As the first core of the association were the “bagiates”, that is, the people of pure Thessalonician descent. Later, they were also joined by Greek refugees from Turkey and Bulgaria.
They were the so-called “bohemians” who from 1925 onwards were called the “Lechrites”. Their name comes from the small insect, the lechritis, that lives and dies around the cannula of the retsina barrel. Their official feast is on the Sunday of the Prodigal Son, for which they prepare every year since the previous one.

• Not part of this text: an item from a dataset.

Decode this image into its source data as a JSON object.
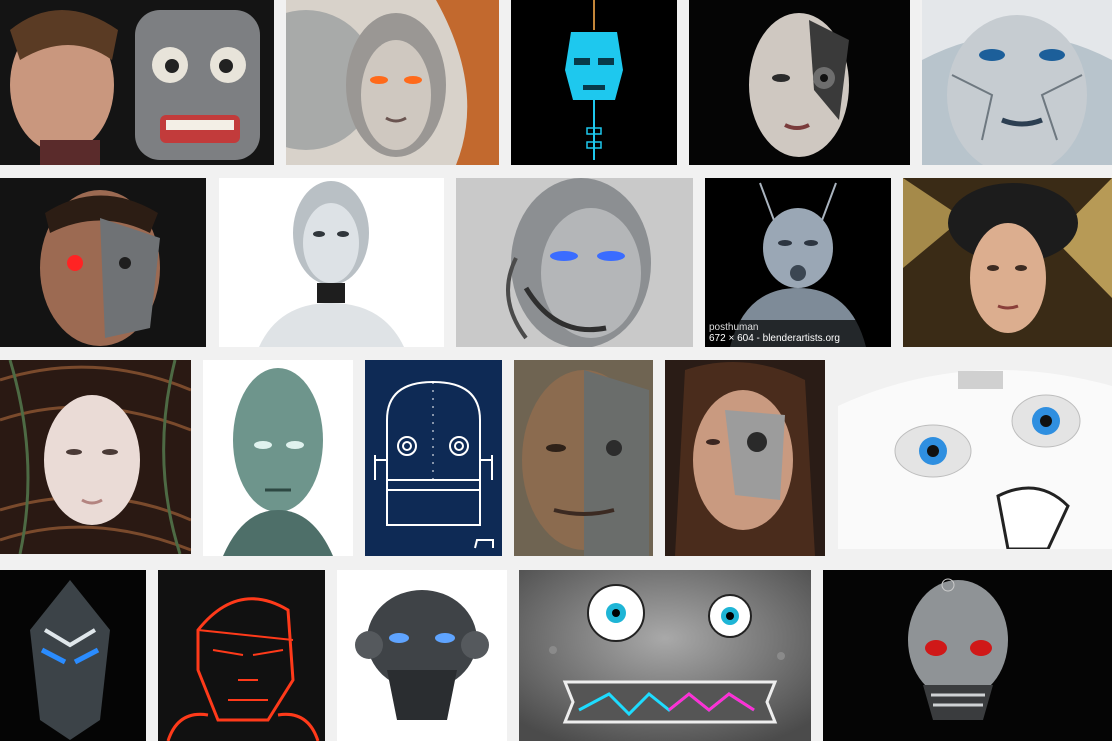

The “Lechrites” pair their retsina with delicious traditional mezes and hate fast food. The plates are not cleared from the table until the feast is over, which usually takes quite a while. Over the years, the “Lechrites” became known in all the neighborhoods of Thessaloniki for their feasts, but also for their penchant for consuming their “blonde sweetheart”, retsina.
In Greece, in the context of the Mediterranean diet, wine is a staple on the daily table. This is particularly true for Thessaloniki, where in the context of a centuries-old culinary tradition characterized by strong cultural diversity, the category of wine that dominates over time is retsina. This has led to specific rituals regarding the enjoyment of retsina and reflect the sense of moderation that characterizes the Mediterranean diet.
The wine is always drunk chilled and served at a temperature between 8° C - 10° C. Retsina is usually served in a 500 ml carafe or bottle, from which the banqueters fill the characteristic glasses used for this wine. Typical retsina glasses are small having a capacity of 125 ml. They are stemless, in the shape of water glasses, and with an open rim.
Usually, one of the members of the party has the role to fill everyone’s glasses. One starts drinking after all the glasses are filled and the party clink their glasses with a toast or the usual wish “to our health” («‘γεια μας»). The small glasses are filled more often and every time the party follow the same ritual. These small glasses are filled more often and each time the party follows the same ritual. In this way the members of the party show their appreciation for each other, while everyone drinks retsina at the same pace.
In Thessaloniki, the etiquette of retsina enjoyment is intertwined with the everyday habits of its residents. Wine is always enjoyed with meals and during social gatherings, seen as a way to enhance the social experience and create a sense of community among people. At the same time, this is a way to encourage moderate consumption
and ensure the unity of the group creating a social atmosphere that facilitates discussion.
In this way, wine enjoyment in Thessaloniki preserves something of the ancient Greek symposia. At the city’s modern taverns serving mezes («μεζεδοπωλεία») and coffee shops («καφενεία»), consumption of wine (in this case retsina) is always done in moderation, paired with food and in the company of friends.